Net it out for me then, JustOneDad. In 100 years, will NYC be underwater, its population dead, and the rest of us starving to death? Just give me your educated guess.
Maybe here is a reason to encourage the deniers to keep spreading the word that there is no big deal, no reason to devise a national plan or anticipate the massive costs. Those of us on the coast are going to need deniers who see our moving as a buying opportunity so we (or children and grandchildren) can cash in while we still have value in our property.

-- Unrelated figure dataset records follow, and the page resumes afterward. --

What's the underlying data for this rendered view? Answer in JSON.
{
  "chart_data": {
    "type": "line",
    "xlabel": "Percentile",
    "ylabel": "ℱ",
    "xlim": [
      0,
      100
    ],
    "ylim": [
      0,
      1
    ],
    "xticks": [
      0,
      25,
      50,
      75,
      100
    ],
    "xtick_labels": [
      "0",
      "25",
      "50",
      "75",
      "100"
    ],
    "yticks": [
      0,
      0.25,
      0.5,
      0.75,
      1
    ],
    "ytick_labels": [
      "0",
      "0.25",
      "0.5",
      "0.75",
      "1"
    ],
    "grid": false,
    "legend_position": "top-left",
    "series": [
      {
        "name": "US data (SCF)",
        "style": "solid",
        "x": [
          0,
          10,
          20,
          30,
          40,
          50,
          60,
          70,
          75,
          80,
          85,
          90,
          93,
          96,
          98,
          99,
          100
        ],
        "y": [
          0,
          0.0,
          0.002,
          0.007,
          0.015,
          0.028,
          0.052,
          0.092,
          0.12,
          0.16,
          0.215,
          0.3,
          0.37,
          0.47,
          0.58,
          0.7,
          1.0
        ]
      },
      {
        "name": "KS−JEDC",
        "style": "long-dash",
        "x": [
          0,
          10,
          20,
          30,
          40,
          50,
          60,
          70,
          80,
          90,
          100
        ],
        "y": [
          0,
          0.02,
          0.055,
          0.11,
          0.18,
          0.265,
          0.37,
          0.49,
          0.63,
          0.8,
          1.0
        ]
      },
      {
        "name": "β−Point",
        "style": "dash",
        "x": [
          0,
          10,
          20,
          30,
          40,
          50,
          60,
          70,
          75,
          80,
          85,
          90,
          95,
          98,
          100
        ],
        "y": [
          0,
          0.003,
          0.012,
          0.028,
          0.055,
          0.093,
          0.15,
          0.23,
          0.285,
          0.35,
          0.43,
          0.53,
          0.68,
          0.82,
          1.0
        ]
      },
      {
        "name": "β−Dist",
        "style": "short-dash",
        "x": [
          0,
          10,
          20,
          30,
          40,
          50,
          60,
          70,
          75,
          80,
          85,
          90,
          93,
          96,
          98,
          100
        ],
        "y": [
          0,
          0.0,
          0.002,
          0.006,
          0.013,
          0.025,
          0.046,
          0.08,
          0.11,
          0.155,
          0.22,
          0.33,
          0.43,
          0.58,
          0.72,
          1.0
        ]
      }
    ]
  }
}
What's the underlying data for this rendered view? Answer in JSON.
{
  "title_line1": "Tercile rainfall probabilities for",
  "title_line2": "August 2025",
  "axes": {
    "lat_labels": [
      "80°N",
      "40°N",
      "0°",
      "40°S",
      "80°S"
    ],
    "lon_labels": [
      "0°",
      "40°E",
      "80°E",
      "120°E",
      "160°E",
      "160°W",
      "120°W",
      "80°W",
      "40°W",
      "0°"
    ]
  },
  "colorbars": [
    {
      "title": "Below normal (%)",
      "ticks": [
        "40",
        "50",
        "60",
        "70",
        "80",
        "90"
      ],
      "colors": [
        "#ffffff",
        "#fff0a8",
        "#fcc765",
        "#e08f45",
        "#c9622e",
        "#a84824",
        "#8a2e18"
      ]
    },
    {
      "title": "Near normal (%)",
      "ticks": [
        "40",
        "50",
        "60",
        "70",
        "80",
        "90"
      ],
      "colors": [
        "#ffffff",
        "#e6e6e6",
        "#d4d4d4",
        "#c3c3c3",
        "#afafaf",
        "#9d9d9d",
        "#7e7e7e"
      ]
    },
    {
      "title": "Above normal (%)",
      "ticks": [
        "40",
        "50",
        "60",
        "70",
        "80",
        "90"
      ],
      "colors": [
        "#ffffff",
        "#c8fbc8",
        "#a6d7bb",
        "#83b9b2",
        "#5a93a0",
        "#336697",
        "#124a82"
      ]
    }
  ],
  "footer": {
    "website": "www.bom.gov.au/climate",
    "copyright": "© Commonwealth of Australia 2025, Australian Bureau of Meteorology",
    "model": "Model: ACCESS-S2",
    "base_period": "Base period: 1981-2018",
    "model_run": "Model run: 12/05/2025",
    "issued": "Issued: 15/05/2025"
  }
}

I like the optimism of hey-we-can-solve-anything, but I fear that is a short-sighted attitude. That we will be able to accommodate the changes in our lifetimes and then we’re gone and it’s not our problem. Fifty years from now our kids and grandkids will be affected but most of us won’t be around to see it play out…not to mention what becomes of great-grandchildren and beyond.
We need to think long long term and encourage our leaders to do so as well.
i acknowledge possibility, not certainty. Just like I acknowledge the possibility of dying in a nuclear war w Iran. But I don’t turn my life upside down over possibility and live in a bunker like those crazy doomsday survivalists.